Dr. Wiwied Ekasari, M.Si., Apt. (Sumber : Ristekdikti) |
ImadAnalis. Penyakit malaria yang dibawa vektor Anopheles sp. betina banyak menjangkiti warga di kawasan tropis termasuk Indonesia. Penyakit yang disebabkan parasit tipe Plasmodium ini sudah banyak diobati. Namun, parasit ini telah mengalami resistensi terhadap sejumlah obat tertentu.
Ahli farmasi Universitas Airlangga Dr. Wiwied Ekasari, M.Si., Apt, mengembangkan obat antimalaria dengan mengekstraksi kandungan yang terdapat dalam tanaman Johar (Cassia siamea lamk). Perjalanan risetnya dimulai ketika salah satu seniornya bercerita tentang khasiat daun Johar yang kerap digunakan pejuang kemerdekaan Indonesia agar terhindar dari penyakit malaria saat bergerilya di hutan.
“Prajurit itu diperintahkan oleh komandannya untuk meminum perasan air daun Johar. Perasan air sering dipakai untuk menurunkan panas dan malaria. Terbukti bahwa ketika mereka sudah minum perasan air daun, mereka tidak terkena malaria,” tutur pengajar Fakultas Farmasi tersebut.

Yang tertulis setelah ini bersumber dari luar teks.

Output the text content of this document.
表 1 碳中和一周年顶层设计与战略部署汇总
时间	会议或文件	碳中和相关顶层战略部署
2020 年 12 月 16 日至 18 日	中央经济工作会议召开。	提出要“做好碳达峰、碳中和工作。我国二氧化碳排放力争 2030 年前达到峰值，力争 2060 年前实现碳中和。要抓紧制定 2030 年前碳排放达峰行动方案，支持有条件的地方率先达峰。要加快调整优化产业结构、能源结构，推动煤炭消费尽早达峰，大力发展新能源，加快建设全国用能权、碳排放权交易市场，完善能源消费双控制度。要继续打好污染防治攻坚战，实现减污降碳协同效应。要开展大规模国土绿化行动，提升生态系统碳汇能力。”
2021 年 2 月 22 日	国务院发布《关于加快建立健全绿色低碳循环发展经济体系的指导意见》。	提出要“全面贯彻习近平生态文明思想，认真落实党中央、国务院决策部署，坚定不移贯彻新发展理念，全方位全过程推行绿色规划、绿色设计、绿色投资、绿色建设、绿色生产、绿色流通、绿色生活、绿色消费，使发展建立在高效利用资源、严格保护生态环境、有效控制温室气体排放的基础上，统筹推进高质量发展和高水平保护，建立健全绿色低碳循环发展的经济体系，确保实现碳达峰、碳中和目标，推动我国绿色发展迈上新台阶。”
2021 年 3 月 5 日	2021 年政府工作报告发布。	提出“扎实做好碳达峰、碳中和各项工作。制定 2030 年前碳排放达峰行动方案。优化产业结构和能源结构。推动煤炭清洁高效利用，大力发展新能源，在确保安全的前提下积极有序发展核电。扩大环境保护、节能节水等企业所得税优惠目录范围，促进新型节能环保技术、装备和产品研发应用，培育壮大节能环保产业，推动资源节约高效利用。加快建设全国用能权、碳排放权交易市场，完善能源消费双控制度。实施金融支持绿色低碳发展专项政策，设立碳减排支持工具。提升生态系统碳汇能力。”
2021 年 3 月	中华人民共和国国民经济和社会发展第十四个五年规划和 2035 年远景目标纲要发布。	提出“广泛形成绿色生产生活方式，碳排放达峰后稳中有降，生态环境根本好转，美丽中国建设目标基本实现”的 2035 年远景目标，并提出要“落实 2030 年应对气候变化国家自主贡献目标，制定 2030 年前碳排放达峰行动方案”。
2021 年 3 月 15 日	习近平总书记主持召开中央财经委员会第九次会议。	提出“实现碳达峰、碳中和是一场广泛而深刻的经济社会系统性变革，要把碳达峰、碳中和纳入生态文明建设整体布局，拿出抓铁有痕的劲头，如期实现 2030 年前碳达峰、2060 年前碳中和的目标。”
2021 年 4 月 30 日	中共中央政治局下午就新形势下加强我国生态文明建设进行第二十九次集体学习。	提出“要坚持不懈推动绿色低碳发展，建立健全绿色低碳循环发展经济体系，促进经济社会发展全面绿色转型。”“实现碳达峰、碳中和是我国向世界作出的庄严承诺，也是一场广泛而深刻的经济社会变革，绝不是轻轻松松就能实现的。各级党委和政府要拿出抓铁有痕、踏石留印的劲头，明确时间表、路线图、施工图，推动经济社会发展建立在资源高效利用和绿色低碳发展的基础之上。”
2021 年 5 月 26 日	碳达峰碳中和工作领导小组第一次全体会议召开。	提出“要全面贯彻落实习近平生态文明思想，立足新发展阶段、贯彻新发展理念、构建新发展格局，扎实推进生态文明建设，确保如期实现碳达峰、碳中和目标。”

Sejak sebelum tahun 2000, Wiwied meneliti khasiat tanaman Johar demi menyelesaikan tesisnya. Ada banyak senyawa yang terkandung dalam tanaman Johar, namun pengajar mata kuliah Praktikum Anatomi Morfologi Tumbuhan memilih menggunakan fraksi yang mengandung senyawa cassiarin A untuk memungkas penyakit yang ditularkan nyamuk Anopheles sp. betina.
Alasannya, senyawa cassiarin A merupakan senyawa yang paling aktif dalam melumpuhkan malaria.
Dalam perjalanan risetnya, dosen Departemen Farmakognisi dan Fitokimia membandingkan efektivitas senyawa cassiarin A dengan klorokuin. Klorokuin merupakan obat yang biasa digunakan sebagai antimalaria. Namun, parasit penyebab malaria telah mengalami resistensi terhadap klorokuin. Sebagai penggantinya, kini penderita malaria mengonsumsi artemisinin sebagai obat standar.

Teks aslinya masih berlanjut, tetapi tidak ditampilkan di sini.